Thousands of Sudanese poured into the streets Saturday, chanting “revolution, revolution” to the sound of whistles and drums, to protest against a military coup earlier this week that threatened to derail the country’s fitful transition to democracy.
Pro-democracy groups had called for mass protest marches across the country to press demands for reinstating a deposed transitional government and releasing senior political figures from detention.
Sudan’s transition to democracy began in 2019 when a popular uprising forced the removal of longtime autocrat Omar al-Bashir and his Islamist-allied government after nearly three decades in power.
The UN special envoy for Sudan, Volker Perthes, met late Friday with Gen. Mohammed Hamdan Dagalo, a coup leader seen as close to Sudan’s strongman, Gen. Abdel-Fattah Burhan. Dagalo commands the Rapid Support Forces, a feared paramilitary unit that controls the streets of the capital of Khartoum and played a major role in the coup.
Perthes said in a message posted on Twitter that he “stressed the need for calm, allowing peaceful protest and avoiding any confrontation” in his talks with Dagalo.
Clement Nyaletsossi Voule, the UN special rapporteur on the right to freedom of peaceful assembly and association, also urged security forces to avoid violence against protesters.
“They will be held individually accountable for any excessive use of force against protesters. We are monitoring,” he warned.
‘Going backward is impossible’
Saturday’s protests were likely to increase pressure on the generals, who already face mounting condemnations from the U.S. and other Western countries to restore a civilian-led government.
The demonstrations, under the banner of “Going backward is impossible,” were called by the Sudanese Professionals’ Association and the so-called Resistance Committees. Both were at the forefront of the uprising against al-Bashir and his Islamist government. They demand the dismantling of the now-ruling military council, led by Burhan, and the handover of the government to civilians.
The list of demands also includes dismantling paramilitary groups and restructuring the military, intelligence and security agencies to remove officers still loyal to al-Bashir.
Protesters took to the streets in Khartoum and its twin city Omdurman, activists Mohamed Khalifa and Mohammed Farog said. Footage circulating online showed mostly young protesters marching in Khartoum’s neighbourhoods, carrying Sudanese flags and chanting slogans against the military leaders.
There were fears that security forces may again resort to violence to disperse protesters. Since Monday, troops have fired live ammunition, rubber bullets and tear gas at anti-coup demonstrators. They also beat protesters with sticks and whips.

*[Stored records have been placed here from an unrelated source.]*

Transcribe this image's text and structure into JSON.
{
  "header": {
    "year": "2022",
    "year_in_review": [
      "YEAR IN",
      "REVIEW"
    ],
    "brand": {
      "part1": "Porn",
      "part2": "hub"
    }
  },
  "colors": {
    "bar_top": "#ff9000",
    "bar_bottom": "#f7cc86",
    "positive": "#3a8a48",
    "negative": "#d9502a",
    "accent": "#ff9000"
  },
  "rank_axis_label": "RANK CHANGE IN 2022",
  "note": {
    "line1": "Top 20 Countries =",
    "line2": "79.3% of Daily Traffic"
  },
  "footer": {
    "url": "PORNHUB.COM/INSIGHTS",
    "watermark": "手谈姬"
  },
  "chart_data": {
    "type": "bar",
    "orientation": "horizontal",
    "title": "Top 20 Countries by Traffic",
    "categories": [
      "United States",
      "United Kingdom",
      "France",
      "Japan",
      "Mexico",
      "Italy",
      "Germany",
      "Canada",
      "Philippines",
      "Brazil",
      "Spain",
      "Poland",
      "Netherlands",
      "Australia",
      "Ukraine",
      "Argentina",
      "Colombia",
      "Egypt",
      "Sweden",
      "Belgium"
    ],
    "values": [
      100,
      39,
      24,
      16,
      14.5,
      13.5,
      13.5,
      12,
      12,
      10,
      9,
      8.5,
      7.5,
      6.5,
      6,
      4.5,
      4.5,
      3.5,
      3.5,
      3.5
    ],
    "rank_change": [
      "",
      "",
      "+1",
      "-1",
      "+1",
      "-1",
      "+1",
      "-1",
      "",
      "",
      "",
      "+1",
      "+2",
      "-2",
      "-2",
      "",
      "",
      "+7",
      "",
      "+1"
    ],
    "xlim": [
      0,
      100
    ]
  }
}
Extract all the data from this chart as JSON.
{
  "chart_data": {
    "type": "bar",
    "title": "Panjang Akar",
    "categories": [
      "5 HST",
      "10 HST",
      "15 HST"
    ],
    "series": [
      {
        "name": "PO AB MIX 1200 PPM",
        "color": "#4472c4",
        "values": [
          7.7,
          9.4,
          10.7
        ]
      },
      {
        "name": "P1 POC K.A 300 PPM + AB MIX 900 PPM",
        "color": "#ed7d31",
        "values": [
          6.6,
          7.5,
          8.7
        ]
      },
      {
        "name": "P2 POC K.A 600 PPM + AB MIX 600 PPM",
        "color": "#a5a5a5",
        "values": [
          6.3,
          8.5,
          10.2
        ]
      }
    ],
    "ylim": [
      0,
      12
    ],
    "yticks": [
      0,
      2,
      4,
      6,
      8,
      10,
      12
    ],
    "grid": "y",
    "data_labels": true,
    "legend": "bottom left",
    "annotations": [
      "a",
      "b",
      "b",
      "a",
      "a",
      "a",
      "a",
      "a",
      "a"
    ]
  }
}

Tear gas fired at protesters
Mohammed Yousef al-Mustafa, a spokesperson for the professionals’ association, said security forces fired tear gas at protesters as they attempted to cross the Manshia Bridge over the Nile River to reach Khartoum’s downtown.
“No power-sharing mediation with the military council again,” said Al-Mustafa, who spoke to The Associated Press by phone. “They (the generals) have failed the transition.”
Security forces had already blocked major roads and bridges linking Khartoum’s neighbourhoods. Security was tight downtown and outside the military’s headquarters, the site of a major sit-in camp in the 2019 uprising
Since the military takeover, there have been daily street protests. At least nine people have been killed by security forces’ gunfire, according to the Sudan Doctors’ Committee and activists. At least 170 others have been injured, according to the UN.
Burhan has claimed that the takeover was necessary to prevent a civil war, citing what he said were growing divisions among political groups. However, the takeover came less than a month before he was to have handed the leadership of the Sovereign Council, the main decision-making body in Sudan, to a civilian. Such a step would have lessened the military’s grip on the country. The council had both civilian and military members.
As part of the coup, Burhan dismissed the council and the transitional government, led by Prime Minister Abdalla Hamdok, that was in charge of day-to-day affairs. He also imposed a state of emergency across the country and military authorities largely cut off internet and mobile phone services. Internet access remained largely disrupted Saturday, according to internet-access advocacy group NetBlocks.
Burhan installed himself as head of a military council that will rule Sudan until elections in July 2023. In an interview with Russia’s state-owned Sputnik news agency published Friday, Burhan said he would soon name a new premier who will form a Cabinet that is to share leadership of the country with the armed forces.
“We have a patriotic duty to lead the people and help them in the transition period until elections are held,” Burhan said. He said that as long as expected protests are peaceful, “security forces will not intervene.”
However, observers said it’s doubtful the military will allow a full transition to civilian rule, if only to block civilian oversight of the military’s large financial holdings.